Paja Faudree
Assistant Professor of Anthropology:
Anthropology; Affiliated faculty, Center for Latin American and Caribbean Studies and Center for the Study and Race and EthnicityStudies
Phone: +1 401 863 2638
Paja_Faudree@brown.edu
PhD, Linguistic Anthropology; University of Pennsylvania, August 2006
Brown University Research Profile Page for Paja Faudree
Interests
In Singing for the Dead: The Politics of Indigenous Revival in Mexico Professor Faudree chronicles a linguistic renaissance whose broad appeal for ordinary people often excluded from social movements stems from its emphasis on singing. Based on three years of ethnographic research among speakers of Mazatec, Singing for the Dead argues that the success of the social movement it documents arises from its vindication of the indigenous language spoken and sung throughout the region. New language practices, enacted in sites like annual Day of the Dead celebrations and the religious use of hallucinogenic plants, are tying people not only to others living across the region but also to the dead who share their language. More importantly, the revival and reconfiguration of singing in such settings has been tied to the introduction of writing, making literacy in the indigenous language a potent political catalyst promoting broad regional unity. By collectively singing in a shared, stigmatized language, people forge new ideas about community, balance the pull of past traditions against the pressures of modernization, and demand recognition within the national imagination while claiming ethnic identities at odds with standing models of Mexican citizenship. This project was funded by the Social Science Research Council, Wenner-Gren, Fulbright-Hays, and Ford.

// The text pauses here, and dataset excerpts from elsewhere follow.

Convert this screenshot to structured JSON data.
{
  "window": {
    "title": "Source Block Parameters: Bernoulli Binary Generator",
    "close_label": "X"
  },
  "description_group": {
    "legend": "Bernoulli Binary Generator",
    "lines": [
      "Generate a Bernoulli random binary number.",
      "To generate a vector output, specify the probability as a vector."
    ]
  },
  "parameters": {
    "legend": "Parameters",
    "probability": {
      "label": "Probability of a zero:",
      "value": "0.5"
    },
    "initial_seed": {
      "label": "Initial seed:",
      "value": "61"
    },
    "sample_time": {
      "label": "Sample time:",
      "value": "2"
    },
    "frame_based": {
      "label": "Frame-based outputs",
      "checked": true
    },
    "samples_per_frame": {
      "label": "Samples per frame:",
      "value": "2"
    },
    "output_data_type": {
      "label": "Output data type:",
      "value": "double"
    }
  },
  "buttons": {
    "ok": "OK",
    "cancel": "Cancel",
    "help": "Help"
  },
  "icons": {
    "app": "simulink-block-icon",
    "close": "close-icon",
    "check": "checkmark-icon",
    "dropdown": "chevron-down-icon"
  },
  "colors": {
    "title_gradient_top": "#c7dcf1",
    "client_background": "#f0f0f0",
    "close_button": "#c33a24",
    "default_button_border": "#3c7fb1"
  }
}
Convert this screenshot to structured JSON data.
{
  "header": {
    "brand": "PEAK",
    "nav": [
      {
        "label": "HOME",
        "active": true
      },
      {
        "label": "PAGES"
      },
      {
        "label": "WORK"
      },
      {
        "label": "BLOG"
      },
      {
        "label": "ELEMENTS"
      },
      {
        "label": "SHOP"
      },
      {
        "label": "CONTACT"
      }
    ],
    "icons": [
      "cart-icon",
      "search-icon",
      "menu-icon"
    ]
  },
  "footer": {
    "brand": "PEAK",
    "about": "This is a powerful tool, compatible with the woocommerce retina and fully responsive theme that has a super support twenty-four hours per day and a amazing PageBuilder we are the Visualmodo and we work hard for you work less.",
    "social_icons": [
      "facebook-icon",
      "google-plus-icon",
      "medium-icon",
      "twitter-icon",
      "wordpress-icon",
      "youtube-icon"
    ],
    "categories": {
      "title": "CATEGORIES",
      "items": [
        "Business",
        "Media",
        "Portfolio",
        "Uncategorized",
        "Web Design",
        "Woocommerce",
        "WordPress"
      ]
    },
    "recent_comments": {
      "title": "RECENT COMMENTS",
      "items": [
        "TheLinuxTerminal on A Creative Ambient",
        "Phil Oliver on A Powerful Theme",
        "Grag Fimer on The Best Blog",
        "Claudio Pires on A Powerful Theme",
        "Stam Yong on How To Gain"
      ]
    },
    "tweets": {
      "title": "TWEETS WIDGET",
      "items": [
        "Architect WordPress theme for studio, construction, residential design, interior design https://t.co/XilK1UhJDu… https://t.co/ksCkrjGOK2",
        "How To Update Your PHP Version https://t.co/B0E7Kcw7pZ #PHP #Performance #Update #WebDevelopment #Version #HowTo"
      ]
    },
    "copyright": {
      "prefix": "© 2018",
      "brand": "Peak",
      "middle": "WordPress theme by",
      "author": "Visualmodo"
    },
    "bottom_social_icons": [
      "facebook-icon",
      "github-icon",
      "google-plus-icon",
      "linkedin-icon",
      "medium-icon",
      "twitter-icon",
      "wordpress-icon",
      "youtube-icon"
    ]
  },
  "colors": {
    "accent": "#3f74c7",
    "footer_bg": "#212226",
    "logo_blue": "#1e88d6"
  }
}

Dr. Faudree's current Mexico-based project, "Magic Mint: An Ethnography of the Global Salvia Trade," examines the linguistic and material practices that shape global trade in Salvia divinorum, one of the world's newest hallucinogenic "drugs." Indigenous Mexicans have long used the plant in religious rituals. Recently, however, it has become a global commodity known simply as "salvia"; it is widely "advertised" online as a potent, legal alternative to marijuana. By elucidating the discursive dynamics through which salvia is given value, this study has implications for other cases where formally local "things" are inserted into complex trade networks and competing regimes of meaning. The project is funded by a Fulbright senior award and by Wenner-Gren.
A third project expands on the "sonic economy" of indigenous languages by focusing on the interface between language and music, speech and writing, art and politics, in both historical and contemporary settings and in face-to-face and cyber interactions. Mazatec's whistled register, used for chanting invocations in ritual ceremonies, is involved in an array of local singing practices. The project is funded by the American Philosophical Society Franklin Research Grant.
Teaching
Dr. Faudree teaches courses in linguistic anthropology, the anthropology of drugs, and Mesoamerican ethnohistory. She is affiliated with the Center for Latin American and Caribbean Studies and the Center for the Study and Race and Ethnicity.